Sadly, none those children would make it to Canada.

After the meeting at the Canadian embassy, an obvious, expected problem arose. Like many Uyghurs, the Nur family could not access Chinese passports. In 2005, his wife was able to go to Beijing and, using fake identification, was finally able to get out. She came to Canada, but their three children remained in Uyghur territory with their maternal grandparents.

Then came the threats. Chinese intelligence agents ordered the couple return to the country, claiming no one was caring for their children.

“And then they told us if we didn’t come back or if we didn’t work with them, our children will be in danger. We said no, because we thought that that Chinese government didn’t care about children,” said Nur.
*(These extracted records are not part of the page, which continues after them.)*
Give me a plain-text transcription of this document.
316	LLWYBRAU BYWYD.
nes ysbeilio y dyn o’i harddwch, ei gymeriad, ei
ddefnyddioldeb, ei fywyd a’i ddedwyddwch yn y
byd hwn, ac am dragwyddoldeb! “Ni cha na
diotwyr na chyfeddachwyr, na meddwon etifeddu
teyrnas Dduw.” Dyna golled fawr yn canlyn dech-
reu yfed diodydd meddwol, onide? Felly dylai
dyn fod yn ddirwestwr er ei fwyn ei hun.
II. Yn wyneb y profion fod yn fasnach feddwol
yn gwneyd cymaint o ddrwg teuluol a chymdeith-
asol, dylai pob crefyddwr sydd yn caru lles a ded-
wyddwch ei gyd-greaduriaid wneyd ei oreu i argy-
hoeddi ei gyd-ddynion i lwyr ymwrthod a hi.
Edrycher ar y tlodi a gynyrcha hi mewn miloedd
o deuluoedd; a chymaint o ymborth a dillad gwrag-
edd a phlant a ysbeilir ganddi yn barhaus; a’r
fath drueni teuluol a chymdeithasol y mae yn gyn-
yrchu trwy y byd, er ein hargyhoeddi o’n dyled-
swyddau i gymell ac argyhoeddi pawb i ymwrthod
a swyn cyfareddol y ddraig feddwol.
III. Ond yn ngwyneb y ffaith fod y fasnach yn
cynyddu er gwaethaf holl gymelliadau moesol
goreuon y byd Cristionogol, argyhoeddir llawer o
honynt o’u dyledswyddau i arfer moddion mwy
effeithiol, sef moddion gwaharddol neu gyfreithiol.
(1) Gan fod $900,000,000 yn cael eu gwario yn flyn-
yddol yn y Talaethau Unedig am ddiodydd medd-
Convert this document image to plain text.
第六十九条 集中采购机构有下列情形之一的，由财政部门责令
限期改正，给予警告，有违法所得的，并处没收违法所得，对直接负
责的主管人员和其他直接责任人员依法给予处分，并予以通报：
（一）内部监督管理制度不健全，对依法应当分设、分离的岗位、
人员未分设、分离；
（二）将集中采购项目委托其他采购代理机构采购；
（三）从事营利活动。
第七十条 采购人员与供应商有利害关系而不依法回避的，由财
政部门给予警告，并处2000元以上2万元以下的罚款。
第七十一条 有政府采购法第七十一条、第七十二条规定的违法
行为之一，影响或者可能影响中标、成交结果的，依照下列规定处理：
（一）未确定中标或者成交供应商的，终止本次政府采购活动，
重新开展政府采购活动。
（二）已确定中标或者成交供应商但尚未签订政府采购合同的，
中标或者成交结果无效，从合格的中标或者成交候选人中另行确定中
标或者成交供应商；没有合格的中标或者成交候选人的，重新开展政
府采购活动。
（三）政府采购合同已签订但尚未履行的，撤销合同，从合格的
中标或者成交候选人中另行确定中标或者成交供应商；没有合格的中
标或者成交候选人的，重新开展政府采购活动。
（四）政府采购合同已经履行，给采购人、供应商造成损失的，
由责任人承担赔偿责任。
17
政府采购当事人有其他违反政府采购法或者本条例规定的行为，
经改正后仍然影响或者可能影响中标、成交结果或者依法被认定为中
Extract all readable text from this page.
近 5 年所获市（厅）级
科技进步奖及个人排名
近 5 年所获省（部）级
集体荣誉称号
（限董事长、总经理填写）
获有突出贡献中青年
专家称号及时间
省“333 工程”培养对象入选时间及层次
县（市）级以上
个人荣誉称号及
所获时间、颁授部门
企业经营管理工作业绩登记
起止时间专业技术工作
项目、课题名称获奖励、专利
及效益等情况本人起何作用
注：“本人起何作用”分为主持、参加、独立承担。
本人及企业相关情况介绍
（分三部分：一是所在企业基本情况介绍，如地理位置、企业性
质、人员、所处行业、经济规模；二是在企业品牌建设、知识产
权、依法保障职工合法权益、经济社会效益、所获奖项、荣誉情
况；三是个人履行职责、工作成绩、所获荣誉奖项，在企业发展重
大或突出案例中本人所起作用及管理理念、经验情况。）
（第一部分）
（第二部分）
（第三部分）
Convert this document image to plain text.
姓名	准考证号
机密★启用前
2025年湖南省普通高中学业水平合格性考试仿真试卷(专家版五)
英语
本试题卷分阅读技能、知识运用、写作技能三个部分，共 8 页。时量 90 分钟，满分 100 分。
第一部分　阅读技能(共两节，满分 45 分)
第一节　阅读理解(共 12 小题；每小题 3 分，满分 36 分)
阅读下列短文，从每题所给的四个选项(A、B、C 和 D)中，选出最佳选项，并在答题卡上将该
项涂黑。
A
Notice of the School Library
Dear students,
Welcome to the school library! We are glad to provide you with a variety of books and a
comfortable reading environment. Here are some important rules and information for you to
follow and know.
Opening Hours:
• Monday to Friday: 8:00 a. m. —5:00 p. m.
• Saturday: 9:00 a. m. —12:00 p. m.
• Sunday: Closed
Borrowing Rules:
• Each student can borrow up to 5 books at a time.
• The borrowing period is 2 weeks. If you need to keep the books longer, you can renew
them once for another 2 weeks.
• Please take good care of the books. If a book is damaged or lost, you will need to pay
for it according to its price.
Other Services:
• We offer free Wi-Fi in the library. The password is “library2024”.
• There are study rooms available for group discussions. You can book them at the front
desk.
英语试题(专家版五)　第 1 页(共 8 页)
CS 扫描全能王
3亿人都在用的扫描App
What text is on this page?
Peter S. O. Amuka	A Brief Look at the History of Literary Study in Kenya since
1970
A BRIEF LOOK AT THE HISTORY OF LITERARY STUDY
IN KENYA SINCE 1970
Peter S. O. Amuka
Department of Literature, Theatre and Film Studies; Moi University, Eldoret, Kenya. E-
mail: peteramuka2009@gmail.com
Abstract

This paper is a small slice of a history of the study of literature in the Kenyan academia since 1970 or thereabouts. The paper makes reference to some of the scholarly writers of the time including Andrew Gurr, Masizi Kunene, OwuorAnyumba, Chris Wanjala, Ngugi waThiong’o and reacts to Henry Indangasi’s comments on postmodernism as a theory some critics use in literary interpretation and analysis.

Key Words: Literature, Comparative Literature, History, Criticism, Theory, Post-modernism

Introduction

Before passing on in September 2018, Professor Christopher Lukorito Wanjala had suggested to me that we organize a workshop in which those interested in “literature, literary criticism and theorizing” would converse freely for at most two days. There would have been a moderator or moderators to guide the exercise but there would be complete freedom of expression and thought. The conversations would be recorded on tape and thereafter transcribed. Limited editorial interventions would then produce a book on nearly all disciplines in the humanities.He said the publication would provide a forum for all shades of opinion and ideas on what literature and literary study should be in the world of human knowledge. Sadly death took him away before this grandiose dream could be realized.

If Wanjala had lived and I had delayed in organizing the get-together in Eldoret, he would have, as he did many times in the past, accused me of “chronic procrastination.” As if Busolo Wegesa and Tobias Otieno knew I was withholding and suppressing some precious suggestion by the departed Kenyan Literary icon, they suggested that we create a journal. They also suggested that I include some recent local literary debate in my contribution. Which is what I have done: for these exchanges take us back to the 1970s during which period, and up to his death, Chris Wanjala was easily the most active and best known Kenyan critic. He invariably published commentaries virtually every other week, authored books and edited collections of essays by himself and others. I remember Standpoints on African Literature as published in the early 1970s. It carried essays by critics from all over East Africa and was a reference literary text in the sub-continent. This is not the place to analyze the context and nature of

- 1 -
But, in 2006, his three kids had to be fished out of deep wells located near their grandparents’ home. The Nurs’ 11-year-old daughter survived. Their 10-year old daughter and eight-year-old son did not. The couple learned that a woman claiming to be an exchange student had come by the grandparents’ home, saying she could escort the children to Edmonton since she would be attending university there. Nur believes this woman was a plant — a spy or assassin — who lured his children to their deaths. Their oldest child has never been allowed to leave China.

While the cause of his children’s deaths will likely never be solved, the U.S. State Department is clear about how it sees the repression of Turkic and Uyghur people,  with officials portraying Uyghurs as a societal threat that must be eradicated.

“Party apparatchiks have denied international observers unhindered access to Xinjiang and denounced reliable reports about the worsening situation on the ground, instead spinning fanciful tales of happy Uyghurs. Meanwhile, they are delivering far darker messages to their own people, portraying Uyghurs as ‘malignant tumours,’ comparing their faith to a ‘communicable plague.’”

The economic reasons that China wants this territory to remain Chinese are obvious. The Uyghur region produces about one-tenth of the world’s aluminum. It’s also a manufacturing hub.

Bureaucrat Margaret McCuaig-Johnston told a Canadian parliamentary committee in 2024 that “dozens of parts in each Chinese EV are made with aluminum from Uyghur forced labour.”

Nur’s life in Canada

It’s estimated that there are about 3,000 Uyghurs living in Canada. After settling in Edmonton, Nur became executive director of the Alberta Uyghur Cultural Society before taking his activism to the international stage.

The East Turkistan government-in-exile holds meetings around the world every few years and Nur quickly rose through its ranks. At a 2023 gathering of the Uyghur diaspora in Washington, D.C, he was elected prime minister.

The East Turkistan “government” has been increasingly active, seizing on U.S. President Donald Trump’s criticism of the Chinese regime while warning that its former territory is home not only to critical minerals and new Chinese data centres, but also much of China’s nuclear arsenal.

“A restored free and independent East Turkistan would supply America these minerals at competitive rates, strengthening American industry and breaking Beijing’s chokehold,” said Salih Hudayar, foreign minister of the ETGE (East Turkistan Government in Exile).

The first step is to have the United Nations recognize East Turkistan as a “non-self-governing territory.” Currently, 17 territories are recognized as such by the UN, including the Western Sahara and the Falkland Islands. If the UN was to grant this status to East Turkistan, it would need to acknowledge that the land is not a willing part of China, but an occupied territory.

“Our ultimate goal is independence of East Turkistan, because without independence we cannot guarantee our living, we cannot guarantee our basic human rights,” said Nur.

As a vocal dissident living in Edmonton, who travels to different spots of the world to meet with other Uyghur refugees, does Nur feel safe?

“I feel danger,” said Nur. “I think Chinese spies are everywhere. Chinese intelligence puts pressure on everybody to destroy Uyghur diaspora, East Turkic diaspora. I am feeling that international pressure of China. But I think Canada’s intelligence service is stronger than Chinese intelligence in Canada. So, if China did something against me, it would be big problem to China.”